FIG. 4 discloses an example of an earpiece which is substantially identical to earpiece 10A of FIG. 3 but is placed in the opposite ear of the same user. FIG. 4 discloses an example of the earpiece 10B of the present invention having a housing 80B. The earpiece 10B is designed to be worn at the ear. As shown in FIG. 4, an external canal portion 58B of the earpiece 10B is positioned in the external auditory canal 76B of the user. The external auditory canal portion of the earpiece includes a bone conduction sensor 60B and an air conduction sensor 62B located on a resilient member 78B. An internal antenna 54B is also shown. A speaker 64B is also shown which is also preferably positioned within the external auditory canal 76B of the user. In addition, the earpiece may be programmed to accommodate preferences of the user that are not based on the auditory deficits of the user. There is a manual input such as a switch 56B shown that can be used to set the earpiece as a right ear or a left ear. Instead of a hardware setting, the setting can be a software setting or switch.

FIG. 5 discloses an example of one methodology of the present invention. In the system 100 shown in FIG. 5, there is a first earpiece 102 and a second earpiece 104, both earpieces associated with a first user. The earpieces shown are of a completely-in-canal (CIC), although the present invention can be used with behind-the-ear (BTE) or other types of earpieces. Preferably, the earpieces collect sound at or near the external auditory canal of the user and also reproduce sound at or near the external auditory canal of the user. The earpieces 102, 104 are in operative communication with a personal electronic device such as a phone 106. Each of the earpieces 102, 104 communicates one or more channels of audio information to the phone 106 and the phone 106 is adapted to communicate at least one channel of audio information to each earpiece. Thus, when used together, the earpieces 102, 104 provide for collecting stereophonic sound and reproducing stereophonic sound. It should also be appreciated that where stereophonic sound is not needed, only one of the earpieces may be used.

Each of the earpieces 102, 104 is preferably associated with a particular ear of the user. The present invention contemplates that this association can be made in a number of different ways. For example, each earpiece 102, 104 can communicate an identifier to state that it is the left earpiece or a right earpiece as a part of a communications protocol. Alternatively, each earpiece will only receive signals associated with its particular identity. The setting for each earpiece can be accomplished manually (such as a small switch located anywhere on the housing) and/or through programming of the processor within each earpiece.
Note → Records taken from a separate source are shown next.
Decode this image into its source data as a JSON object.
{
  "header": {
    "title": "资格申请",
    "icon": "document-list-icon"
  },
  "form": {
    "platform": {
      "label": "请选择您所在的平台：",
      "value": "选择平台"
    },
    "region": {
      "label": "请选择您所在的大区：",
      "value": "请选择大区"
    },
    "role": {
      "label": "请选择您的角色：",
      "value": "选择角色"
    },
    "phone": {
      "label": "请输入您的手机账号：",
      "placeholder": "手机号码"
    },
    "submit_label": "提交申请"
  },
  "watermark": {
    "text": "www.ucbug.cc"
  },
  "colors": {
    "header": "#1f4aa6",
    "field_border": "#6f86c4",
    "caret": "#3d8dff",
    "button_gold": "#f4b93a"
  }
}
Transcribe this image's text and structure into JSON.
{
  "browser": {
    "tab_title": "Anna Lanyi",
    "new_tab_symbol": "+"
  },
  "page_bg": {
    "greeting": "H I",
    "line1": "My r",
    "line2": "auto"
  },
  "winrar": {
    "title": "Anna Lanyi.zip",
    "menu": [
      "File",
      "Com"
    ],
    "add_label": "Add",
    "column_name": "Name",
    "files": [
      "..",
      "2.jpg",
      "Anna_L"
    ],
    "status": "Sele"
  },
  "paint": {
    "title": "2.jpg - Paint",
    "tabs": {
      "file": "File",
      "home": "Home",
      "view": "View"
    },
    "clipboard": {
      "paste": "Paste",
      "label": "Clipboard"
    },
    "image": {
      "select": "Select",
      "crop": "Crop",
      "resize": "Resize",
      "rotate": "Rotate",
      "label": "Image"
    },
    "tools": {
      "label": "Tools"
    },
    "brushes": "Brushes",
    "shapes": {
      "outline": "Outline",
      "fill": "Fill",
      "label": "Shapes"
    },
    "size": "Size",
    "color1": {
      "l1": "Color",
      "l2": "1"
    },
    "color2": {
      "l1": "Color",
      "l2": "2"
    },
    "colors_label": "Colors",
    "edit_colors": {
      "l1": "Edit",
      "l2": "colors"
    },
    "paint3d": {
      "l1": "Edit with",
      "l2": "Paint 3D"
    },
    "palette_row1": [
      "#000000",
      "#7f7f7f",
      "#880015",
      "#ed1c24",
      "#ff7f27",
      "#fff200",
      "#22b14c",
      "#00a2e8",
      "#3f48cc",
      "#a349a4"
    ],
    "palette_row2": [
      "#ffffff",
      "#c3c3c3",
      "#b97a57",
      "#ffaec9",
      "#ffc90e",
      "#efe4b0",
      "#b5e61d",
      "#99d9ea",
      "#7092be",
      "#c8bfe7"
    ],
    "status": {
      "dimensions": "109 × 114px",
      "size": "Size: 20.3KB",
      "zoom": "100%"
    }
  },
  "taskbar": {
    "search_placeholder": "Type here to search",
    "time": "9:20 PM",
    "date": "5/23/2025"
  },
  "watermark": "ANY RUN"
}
When each earpiece 102, 104 is associated with a particular ear of a user, then processing can also be performed on incoming audio signals to process the incoming audio signal according to the auditory capabilities of a particular user such as may be associated with a hearing aid or according to their auditory preferences. It should also be understood that because the earpiece 102, 104 is a communications device, different types of processing can be performed based on the source of the audio. For example, music received at the earpiece 102, 104 may be processed differently than a telephone call. Or a telephone call from one source may be processed differently than a telephone call from another source.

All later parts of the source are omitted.